宿の裏庭に生える数本の樹々の中でもひときわ背の高いそれは、恐らく宿の屋号の由来になったであろう林檎の樹だった。
「……よし」
アリマはもう一度呟くように言うと、エデンとマグメルに向き合って感謝の言葉を口にする。
「二人ともありがとう、助かっちゃった! 次はみんなが起きてくる前に、朝ご飯の支度!!」
「それなら自分も手伝——」
「だーめ! 次はあたしの番! エデンはあたしにつきあうの!!」
エデンが手伝いを申し出つつアリマの元に足を進めようとしたところ、やにわに後方から手を取ったのはマグメルだった。

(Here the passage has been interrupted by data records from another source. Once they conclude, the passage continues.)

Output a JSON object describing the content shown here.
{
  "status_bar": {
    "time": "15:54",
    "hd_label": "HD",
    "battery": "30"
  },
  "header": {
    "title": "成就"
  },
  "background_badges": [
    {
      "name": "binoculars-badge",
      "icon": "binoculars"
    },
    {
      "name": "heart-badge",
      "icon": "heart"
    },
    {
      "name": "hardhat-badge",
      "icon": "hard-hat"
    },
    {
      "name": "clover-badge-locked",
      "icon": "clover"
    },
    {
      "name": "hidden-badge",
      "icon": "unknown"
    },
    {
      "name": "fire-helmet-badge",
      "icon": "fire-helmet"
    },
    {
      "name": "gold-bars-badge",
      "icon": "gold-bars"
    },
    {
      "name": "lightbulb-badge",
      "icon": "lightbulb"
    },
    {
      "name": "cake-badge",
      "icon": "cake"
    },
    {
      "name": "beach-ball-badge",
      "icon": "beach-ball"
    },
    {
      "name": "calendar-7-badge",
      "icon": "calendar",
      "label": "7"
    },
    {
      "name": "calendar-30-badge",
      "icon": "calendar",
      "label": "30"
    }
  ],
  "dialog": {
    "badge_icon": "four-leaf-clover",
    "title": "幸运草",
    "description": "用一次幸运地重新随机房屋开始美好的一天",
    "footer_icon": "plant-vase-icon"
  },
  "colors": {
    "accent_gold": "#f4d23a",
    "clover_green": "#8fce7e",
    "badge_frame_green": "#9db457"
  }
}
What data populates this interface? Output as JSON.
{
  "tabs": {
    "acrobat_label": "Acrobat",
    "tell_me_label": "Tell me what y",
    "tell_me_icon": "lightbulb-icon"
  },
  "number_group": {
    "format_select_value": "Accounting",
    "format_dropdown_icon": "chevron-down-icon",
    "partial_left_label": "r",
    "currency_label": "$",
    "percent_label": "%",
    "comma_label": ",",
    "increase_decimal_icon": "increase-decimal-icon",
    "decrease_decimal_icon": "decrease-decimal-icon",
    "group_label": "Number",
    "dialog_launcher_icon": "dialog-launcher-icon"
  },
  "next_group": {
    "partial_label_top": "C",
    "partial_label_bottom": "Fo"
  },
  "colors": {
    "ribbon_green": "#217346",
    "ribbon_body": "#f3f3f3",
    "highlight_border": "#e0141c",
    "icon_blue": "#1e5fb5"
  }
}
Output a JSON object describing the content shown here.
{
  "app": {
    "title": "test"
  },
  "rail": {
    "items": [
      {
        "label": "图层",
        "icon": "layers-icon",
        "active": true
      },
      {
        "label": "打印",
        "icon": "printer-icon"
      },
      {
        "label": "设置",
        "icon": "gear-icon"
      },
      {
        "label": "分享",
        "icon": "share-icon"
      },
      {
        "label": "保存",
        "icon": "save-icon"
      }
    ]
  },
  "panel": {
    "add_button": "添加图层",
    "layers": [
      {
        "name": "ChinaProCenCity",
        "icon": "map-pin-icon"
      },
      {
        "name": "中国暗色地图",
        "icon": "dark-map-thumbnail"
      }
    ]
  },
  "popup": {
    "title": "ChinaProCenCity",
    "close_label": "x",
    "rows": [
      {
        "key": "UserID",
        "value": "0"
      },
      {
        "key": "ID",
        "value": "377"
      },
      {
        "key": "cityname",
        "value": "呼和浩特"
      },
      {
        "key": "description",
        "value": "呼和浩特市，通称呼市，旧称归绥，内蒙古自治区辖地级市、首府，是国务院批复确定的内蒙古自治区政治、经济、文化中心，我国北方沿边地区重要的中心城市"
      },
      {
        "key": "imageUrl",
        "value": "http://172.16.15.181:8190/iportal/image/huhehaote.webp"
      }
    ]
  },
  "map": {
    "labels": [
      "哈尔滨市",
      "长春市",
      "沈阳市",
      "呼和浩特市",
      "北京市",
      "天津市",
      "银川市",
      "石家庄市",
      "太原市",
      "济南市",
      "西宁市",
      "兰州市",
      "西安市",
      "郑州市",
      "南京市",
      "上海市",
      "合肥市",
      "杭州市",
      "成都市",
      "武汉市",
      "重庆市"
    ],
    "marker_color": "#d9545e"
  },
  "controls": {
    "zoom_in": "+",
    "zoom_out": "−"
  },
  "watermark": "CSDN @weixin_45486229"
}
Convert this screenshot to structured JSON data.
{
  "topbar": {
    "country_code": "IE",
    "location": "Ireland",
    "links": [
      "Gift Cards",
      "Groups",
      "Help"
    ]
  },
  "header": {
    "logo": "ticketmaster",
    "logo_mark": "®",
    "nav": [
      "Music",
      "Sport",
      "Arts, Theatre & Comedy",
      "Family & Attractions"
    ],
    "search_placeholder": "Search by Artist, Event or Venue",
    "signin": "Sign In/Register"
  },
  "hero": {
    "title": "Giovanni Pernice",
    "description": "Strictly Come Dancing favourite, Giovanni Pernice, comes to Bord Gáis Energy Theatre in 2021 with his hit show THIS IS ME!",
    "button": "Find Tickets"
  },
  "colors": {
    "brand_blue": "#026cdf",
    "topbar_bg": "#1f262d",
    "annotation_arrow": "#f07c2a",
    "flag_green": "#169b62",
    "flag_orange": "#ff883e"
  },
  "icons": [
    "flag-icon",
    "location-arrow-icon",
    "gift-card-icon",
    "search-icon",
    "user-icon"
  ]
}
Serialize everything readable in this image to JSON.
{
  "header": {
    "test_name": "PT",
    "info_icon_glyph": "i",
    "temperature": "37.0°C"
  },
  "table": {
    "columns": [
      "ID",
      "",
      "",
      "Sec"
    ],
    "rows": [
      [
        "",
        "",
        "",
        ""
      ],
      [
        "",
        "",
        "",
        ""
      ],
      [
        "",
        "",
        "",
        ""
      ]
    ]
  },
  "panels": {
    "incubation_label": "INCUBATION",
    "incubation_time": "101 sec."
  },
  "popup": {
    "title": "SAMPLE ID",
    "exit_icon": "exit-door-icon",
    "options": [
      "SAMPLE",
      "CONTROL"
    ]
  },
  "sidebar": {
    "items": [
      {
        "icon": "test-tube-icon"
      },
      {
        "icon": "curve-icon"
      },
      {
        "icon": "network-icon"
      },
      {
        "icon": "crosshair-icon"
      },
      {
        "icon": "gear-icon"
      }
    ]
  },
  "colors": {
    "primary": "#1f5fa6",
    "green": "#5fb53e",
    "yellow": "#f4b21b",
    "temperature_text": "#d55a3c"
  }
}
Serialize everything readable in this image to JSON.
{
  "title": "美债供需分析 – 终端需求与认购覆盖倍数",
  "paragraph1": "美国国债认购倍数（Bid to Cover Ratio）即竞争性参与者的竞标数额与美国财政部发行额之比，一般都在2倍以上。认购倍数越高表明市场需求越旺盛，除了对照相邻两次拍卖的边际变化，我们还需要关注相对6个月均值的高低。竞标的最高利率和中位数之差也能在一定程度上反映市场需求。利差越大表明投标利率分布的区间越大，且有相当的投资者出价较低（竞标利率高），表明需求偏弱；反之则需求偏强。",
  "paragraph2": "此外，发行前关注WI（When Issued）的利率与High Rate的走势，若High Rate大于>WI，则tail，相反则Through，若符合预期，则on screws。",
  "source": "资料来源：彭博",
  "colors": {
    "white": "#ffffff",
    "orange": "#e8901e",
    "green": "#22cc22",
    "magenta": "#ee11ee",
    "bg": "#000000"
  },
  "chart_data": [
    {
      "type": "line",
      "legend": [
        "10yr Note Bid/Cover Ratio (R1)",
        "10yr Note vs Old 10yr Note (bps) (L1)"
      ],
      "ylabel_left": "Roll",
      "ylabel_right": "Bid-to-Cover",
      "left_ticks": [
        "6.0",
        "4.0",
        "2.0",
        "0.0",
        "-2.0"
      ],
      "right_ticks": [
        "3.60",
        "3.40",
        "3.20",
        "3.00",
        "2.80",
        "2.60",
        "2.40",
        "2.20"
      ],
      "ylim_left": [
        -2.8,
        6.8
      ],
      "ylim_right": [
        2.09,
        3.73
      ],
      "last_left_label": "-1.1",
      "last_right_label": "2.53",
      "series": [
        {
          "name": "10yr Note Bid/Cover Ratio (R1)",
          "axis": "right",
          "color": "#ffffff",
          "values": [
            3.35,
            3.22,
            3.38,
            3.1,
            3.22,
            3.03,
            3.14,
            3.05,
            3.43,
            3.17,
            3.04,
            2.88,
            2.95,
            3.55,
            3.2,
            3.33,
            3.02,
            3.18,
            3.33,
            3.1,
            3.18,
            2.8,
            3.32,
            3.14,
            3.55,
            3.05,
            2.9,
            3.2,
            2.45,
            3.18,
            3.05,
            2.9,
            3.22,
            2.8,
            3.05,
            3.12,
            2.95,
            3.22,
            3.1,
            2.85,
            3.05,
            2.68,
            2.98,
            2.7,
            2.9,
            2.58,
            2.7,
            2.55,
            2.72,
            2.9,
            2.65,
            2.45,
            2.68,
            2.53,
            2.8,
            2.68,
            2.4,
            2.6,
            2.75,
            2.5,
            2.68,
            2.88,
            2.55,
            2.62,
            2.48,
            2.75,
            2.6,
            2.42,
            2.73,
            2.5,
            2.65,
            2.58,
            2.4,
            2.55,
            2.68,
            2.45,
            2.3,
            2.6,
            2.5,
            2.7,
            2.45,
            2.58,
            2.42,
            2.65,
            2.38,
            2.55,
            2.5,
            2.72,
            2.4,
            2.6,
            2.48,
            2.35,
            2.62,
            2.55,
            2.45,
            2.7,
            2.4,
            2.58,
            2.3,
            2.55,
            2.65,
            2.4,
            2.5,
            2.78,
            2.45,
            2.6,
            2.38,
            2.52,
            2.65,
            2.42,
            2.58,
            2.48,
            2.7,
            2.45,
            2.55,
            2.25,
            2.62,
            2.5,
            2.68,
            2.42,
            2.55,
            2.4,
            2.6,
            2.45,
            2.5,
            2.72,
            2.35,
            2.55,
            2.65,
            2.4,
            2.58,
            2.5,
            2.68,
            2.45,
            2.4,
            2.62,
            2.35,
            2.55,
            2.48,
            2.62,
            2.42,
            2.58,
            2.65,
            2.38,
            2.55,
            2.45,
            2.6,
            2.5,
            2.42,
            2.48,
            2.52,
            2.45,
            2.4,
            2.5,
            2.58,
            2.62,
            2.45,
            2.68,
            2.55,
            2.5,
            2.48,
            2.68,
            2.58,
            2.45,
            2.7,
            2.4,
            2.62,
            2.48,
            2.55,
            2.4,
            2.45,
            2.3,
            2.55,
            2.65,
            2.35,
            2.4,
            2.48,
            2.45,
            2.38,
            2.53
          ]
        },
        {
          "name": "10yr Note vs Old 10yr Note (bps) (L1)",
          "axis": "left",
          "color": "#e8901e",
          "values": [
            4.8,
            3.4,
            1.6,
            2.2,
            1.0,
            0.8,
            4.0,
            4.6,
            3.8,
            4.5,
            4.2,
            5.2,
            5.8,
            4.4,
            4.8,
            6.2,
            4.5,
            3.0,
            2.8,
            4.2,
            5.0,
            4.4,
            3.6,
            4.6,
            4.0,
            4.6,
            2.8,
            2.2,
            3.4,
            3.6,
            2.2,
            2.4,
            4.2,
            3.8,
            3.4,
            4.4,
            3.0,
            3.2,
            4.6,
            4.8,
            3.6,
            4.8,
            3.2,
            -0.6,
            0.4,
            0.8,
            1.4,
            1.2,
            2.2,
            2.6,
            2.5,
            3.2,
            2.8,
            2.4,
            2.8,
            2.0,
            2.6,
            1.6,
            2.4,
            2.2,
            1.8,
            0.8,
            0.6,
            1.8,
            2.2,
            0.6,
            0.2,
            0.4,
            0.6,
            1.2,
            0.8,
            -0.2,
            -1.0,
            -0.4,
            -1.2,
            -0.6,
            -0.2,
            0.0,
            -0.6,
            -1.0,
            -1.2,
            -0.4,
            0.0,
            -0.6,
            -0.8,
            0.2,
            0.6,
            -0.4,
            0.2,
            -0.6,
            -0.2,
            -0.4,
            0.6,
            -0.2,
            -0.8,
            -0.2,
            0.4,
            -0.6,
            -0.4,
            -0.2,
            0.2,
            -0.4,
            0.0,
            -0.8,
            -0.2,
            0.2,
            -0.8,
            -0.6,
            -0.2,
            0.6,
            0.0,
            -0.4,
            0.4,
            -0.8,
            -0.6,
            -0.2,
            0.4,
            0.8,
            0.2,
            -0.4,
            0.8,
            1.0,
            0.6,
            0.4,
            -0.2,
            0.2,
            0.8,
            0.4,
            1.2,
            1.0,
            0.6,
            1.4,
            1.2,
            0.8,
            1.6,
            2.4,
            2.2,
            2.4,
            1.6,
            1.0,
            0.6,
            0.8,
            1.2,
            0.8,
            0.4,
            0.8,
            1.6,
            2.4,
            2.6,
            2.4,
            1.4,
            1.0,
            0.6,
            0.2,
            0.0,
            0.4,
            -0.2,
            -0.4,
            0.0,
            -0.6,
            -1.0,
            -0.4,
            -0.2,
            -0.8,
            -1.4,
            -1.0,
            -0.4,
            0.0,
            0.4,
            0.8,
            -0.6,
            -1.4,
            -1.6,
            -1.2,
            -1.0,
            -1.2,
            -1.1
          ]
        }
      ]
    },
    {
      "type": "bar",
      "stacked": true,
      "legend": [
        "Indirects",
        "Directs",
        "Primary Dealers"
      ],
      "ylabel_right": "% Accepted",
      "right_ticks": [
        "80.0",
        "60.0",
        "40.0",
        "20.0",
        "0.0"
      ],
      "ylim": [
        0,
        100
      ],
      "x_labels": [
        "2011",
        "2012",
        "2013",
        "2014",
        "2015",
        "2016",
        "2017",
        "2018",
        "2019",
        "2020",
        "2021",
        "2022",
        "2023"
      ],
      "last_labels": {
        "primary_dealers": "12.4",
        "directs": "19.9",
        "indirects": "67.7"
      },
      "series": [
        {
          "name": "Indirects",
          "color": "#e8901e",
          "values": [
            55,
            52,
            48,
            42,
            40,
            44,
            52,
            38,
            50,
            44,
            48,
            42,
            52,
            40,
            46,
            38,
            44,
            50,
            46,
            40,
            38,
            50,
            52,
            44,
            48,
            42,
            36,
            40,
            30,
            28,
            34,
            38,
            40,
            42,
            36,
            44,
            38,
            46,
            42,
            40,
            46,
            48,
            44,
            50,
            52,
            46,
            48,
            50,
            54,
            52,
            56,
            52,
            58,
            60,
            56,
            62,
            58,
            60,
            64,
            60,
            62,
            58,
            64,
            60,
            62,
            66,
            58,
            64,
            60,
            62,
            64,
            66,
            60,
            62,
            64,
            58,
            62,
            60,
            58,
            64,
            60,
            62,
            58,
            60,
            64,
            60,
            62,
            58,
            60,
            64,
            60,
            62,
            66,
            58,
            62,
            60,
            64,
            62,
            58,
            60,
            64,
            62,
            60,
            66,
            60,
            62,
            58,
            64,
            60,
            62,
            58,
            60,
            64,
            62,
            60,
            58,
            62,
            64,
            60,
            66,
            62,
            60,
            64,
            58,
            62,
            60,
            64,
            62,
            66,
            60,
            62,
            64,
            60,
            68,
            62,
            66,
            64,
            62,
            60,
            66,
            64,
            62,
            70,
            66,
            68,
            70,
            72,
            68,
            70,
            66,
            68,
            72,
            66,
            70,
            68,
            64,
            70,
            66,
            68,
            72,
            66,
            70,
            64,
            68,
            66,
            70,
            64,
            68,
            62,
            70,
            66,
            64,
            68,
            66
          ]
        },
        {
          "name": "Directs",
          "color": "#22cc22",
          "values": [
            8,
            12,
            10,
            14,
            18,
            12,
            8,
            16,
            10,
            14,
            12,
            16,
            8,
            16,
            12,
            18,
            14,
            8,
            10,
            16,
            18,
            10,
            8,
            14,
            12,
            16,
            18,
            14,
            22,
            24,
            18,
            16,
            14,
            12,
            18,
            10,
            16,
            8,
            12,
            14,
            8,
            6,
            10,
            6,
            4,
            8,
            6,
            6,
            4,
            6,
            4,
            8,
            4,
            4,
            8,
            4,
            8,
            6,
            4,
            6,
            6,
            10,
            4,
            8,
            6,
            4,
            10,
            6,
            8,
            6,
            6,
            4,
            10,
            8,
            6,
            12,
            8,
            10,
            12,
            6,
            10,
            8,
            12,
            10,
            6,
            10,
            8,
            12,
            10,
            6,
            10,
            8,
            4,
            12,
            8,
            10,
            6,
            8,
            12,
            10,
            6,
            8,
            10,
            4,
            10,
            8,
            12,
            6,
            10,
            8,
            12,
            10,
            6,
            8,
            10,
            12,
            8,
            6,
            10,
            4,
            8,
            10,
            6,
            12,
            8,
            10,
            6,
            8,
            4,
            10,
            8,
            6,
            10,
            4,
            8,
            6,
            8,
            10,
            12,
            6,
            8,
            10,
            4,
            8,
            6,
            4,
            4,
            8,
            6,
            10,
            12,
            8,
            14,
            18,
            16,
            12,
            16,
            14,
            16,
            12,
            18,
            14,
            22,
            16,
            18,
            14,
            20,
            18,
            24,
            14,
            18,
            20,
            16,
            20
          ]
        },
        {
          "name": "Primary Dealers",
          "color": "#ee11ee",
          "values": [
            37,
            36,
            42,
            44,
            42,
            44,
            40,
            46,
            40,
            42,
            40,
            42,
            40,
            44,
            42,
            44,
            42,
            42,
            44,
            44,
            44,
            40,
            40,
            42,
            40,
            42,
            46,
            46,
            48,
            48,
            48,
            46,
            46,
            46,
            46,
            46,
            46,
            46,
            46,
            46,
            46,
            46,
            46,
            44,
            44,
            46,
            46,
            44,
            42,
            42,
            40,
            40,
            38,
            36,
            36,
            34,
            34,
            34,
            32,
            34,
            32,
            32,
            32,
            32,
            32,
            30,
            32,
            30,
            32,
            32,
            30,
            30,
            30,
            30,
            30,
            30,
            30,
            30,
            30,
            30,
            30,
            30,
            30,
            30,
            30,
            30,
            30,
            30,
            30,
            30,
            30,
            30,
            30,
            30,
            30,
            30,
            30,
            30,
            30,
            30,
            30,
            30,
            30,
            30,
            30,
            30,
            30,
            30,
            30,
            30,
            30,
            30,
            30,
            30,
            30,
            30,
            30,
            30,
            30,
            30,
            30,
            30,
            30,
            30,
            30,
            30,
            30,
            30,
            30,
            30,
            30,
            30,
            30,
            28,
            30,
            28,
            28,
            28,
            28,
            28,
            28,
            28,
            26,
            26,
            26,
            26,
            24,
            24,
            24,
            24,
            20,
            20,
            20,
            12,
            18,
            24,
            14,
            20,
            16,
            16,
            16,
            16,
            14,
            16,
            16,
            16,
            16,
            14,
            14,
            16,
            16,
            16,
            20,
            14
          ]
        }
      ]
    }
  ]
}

振り返ったエデンは「ね?」と小首をかしげてねだるような視線で見上げる彼女を、若干困惑気味に見下ろす。
エデンとマグメルを微笑ましげに頬を緩めて見詰めると、アリマは「また後でね」と言い残して宿の中へと戻っていった。
中庭から宿の中へと戻っていくアリマを見送ったのち、エデンはマグメルにその言葉の意味するところを尋ねる。
「付き合うって……どこに——?」
「——いいからついてきて」
質問に答えることなく、マグメルは再びエデンの手を取って強引に足を進める。
建物を迂回して宿の正面にたどり着いたところで、向き直った彼女は「いひひ」といたずらっぽく笑ってみせた。